Were the world different. Were the world a place where truth and doing what is right was rewarded. Were that saints not punished, those who speak up for what is good not shamed, and those who care for others not impoverished. In this broken world however, when we seek to be good and holy and loving, suffering comes to us.
This is, perhaps, where we struggle, where our hope wanes and our faith waivers. Even if we heed God’s call, respond to it with all our heart, mind, and soul, and work to love others, we encounter suffering, resistance, and defeat. Why try, why bother, with a faith that says, “If you don’t love, you’re dead, and, if you do, they’ll kill you”?
Why? This is the third point – because such suffering is not the ultimate end of creation. “God snatches victory out of defeat, life out of death, and hope out of despair”. It is this hope, this truth, that is woven into the fabric of the universe, that “prevents despair and empowers poor people to resist”.

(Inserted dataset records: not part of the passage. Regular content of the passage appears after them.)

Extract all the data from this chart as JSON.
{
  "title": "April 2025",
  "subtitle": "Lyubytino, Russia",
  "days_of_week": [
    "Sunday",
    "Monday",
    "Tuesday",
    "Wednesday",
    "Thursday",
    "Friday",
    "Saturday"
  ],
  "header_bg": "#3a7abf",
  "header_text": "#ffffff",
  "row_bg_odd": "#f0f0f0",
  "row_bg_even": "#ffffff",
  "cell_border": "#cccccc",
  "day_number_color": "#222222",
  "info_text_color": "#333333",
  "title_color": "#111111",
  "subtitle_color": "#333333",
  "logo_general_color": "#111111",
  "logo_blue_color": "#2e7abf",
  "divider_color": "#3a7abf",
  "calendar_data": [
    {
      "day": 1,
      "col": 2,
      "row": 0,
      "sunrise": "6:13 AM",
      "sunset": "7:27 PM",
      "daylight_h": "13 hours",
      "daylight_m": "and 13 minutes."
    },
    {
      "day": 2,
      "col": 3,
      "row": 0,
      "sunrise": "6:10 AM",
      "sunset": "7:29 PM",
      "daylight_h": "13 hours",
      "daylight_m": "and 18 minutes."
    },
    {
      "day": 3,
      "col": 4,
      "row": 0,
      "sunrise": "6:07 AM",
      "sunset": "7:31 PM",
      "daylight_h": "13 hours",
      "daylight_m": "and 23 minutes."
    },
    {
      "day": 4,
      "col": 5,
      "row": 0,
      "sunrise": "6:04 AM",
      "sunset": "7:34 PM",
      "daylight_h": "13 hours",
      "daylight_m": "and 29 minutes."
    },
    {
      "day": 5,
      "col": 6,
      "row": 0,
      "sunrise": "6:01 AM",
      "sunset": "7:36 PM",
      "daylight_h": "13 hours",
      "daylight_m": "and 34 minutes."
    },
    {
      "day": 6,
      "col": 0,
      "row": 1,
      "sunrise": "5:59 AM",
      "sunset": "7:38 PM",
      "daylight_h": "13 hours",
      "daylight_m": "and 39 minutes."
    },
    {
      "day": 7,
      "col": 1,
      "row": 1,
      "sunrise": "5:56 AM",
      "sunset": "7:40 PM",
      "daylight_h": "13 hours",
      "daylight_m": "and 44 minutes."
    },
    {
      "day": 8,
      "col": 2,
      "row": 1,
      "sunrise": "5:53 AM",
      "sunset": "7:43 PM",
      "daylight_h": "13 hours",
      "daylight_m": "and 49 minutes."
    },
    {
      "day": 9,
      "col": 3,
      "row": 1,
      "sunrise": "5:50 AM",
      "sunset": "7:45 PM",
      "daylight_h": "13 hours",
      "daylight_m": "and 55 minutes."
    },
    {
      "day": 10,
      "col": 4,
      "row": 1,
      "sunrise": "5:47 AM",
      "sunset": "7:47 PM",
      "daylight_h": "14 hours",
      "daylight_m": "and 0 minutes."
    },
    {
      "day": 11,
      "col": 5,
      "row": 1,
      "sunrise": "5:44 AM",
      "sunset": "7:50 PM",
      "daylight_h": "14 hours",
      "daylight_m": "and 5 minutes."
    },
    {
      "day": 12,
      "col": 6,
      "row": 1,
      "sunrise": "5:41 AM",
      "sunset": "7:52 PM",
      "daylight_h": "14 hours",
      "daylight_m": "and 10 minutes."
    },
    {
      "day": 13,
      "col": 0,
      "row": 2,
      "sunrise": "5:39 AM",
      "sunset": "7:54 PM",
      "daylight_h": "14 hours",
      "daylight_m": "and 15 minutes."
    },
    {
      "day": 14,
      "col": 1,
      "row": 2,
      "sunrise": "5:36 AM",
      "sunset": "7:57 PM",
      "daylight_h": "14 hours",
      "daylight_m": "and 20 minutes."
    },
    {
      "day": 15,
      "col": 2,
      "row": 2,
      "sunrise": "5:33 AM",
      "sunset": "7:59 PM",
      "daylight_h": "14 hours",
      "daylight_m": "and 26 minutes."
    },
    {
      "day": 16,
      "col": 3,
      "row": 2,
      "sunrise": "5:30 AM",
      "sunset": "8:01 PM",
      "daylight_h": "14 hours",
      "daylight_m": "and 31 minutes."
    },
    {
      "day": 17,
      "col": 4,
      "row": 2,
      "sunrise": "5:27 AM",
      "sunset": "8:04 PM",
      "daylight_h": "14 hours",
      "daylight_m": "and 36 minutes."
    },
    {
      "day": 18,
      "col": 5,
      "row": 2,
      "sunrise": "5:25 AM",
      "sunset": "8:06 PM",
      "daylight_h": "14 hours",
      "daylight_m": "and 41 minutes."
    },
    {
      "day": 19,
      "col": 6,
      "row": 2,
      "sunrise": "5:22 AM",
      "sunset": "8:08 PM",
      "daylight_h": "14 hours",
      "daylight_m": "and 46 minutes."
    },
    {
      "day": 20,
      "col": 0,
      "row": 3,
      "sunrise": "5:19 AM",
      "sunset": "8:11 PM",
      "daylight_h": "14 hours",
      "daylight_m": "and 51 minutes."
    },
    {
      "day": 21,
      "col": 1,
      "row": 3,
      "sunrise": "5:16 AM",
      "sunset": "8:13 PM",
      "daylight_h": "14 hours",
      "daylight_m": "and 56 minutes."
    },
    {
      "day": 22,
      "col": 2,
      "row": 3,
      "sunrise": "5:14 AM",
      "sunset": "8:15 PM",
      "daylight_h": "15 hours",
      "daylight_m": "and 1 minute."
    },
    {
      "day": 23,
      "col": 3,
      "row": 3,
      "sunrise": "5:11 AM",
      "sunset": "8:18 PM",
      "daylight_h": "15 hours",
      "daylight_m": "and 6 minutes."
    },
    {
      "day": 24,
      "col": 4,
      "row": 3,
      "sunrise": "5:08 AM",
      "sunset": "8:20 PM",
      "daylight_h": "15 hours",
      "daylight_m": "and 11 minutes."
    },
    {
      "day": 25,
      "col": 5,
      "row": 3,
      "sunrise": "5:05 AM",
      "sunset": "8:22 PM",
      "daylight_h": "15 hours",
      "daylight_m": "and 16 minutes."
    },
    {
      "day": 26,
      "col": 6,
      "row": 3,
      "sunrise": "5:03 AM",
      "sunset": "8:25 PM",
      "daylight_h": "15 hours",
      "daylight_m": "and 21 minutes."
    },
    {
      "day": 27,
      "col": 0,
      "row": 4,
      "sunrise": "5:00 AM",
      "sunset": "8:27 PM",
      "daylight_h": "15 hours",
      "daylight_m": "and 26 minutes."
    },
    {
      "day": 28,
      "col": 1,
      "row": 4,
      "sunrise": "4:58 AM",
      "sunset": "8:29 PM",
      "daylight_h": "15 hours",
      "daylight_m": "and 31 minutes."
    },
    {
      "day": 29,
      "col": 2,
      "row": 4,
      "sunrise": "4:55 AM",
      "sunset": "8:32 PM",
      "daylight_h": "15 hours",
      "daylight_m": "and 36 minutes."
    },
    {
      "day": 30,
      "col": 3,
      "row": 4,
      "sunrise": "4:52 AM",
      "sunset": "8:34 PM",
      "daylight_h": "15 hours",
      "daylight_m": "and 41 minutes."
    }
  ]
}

Thus, if we follow Christ, we must show our faith in our works. When we do, we will suffer greatly, perhaps physically with beating or spitting or perhaps spirituality by our inability to stop evil. And, while it seems like there is no reason to hope or no reason to go on, we must. We must keep loving, even when it seems pointless, because we know that the end of the universe is love. God will be victorious, will triumph over death and the powers of evil, and will raise us up “after three days.” We must live according to this ultimate reality of the universe that “Whoever loses his life for [Jesus’] sake and that of the gospel will save it.”